I put down my fork in my pile of gross carrots. “Lots of people have it?” I said.
Mom nodded. “And if you have it, then we need to know. You’d get extra time to take tests, extra help with your homework.” She smiled. “We might finally get those grades of yours up. Wouldn’t that be nice?”
I thought about that. Extra time on tests did sound sort of nice. Maybe I wasn’t so bad at school after all. Maybe I was just one of those smart people like Mom was talking about who mixed up their numbers. “Yeah,” I said.
• • •
Mom let me have ice cream even though I didn’t finish all my carrots.
“Don’t worry about it, okay?” she told me again as she flipped through the channels on the TV. I was curled up next to her on the couch, because Dad was working late, so he couldn’t get mad about ice cream in the living room. “It’s only a test.”
But I could tell by the way Mom patted my leg with one hand as she watched the channels flick by that she wanted, more than anything, to find out that I had it. That big-word-x reading disorder.
I let my spoonful of cherry chunk ice cream melt into a tiny circle on my tongue. It was weird, I thought, knowing your mom wanted you to have a disorder. I always thought disorders were bad.
I scooped out another spoonful of ice cream.
I sort of hoped I had it too.
patience.
Patience is hard to have sometimes. Like with my A-10 Thunderbolt. Sometimes I couldn’t wait for Dad to be home to help me, because I just wanted to work on the plane so bad. I wanted it to be a real whole Thunderbolt that flew, not just pieces in the box. So sometimes, when Dad wasn’t home, I would take the pieces out of the box, out of their little plastic bags, and read the directions over and over and over and over until I could figure out where each tiny piece went. It was hard to tell a lot of times, because the directions were confusing, but if I stared and stared at the pictures, usually I could figure it out in the end. I’d mash the pieces right up next to each other, where they should go, and imagine what the plane would look like with everything finished. It would look exactly like the big A-10 Thunderbolt, the real one the air force pilots flew, that was at the Sea, Air, and Space Museum me and my dad went to one time.

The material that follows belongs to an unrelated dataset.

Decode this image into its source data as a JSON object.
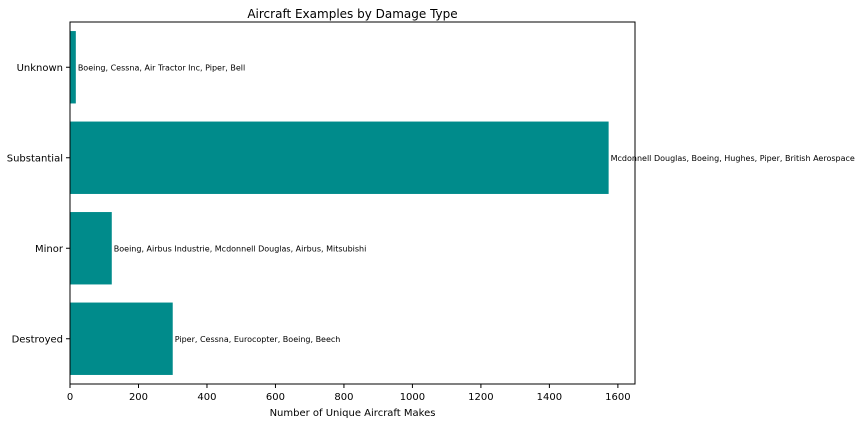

A couple times I really didn’t have patience, and I couldn’t wait at all. I must’ve had ants in my pants like my mom said or something, but whatever the reason, I’d use the glue in the tiny bottle that came in the kit to glue some of the pieces in place. I was very careful with the bottle, to wipe down the tip with a wet paper towel when I was done and screw the lid on tight so no glue dried up. I always liked when new pieces of the plane were glued on permanently, because then I could start to see what it was going to look like. A real A-10 Thunderbolt. I must’ve been super bad at patience, because I did that a lot—gluing on pieces to see what they’d look like. Only sometimes. Only every now and then. When I got antsy pants waiting for Dad to help me. After I glued both wings on, the plane got too big to stick back in its box, so I had to hide it under a pillowcase on the top shelf in my closet. After that, I tried really hard to have better patience. Every once in a while, I would take the plane down and look at it, but I didn’t add any more pieces, because I knew it would be more fun when Dad could help me. But I would look at it, and make it pretend zoom across my bedspread, and think about how after it was finished, me and Dad could put it on a display stand in the living room like Dad said. I really wanted to finish it. A year and a half was a long time to have patience. But I kept waiting. Because Dad said he wanted to help me build it, and I knew he’d be sad if I went ahead without him.
I could have patience for Dad.
friday.
Where can you find the most math teachers?” Mr. Clifton asked us on Friday, when we were all sitting down at our desks.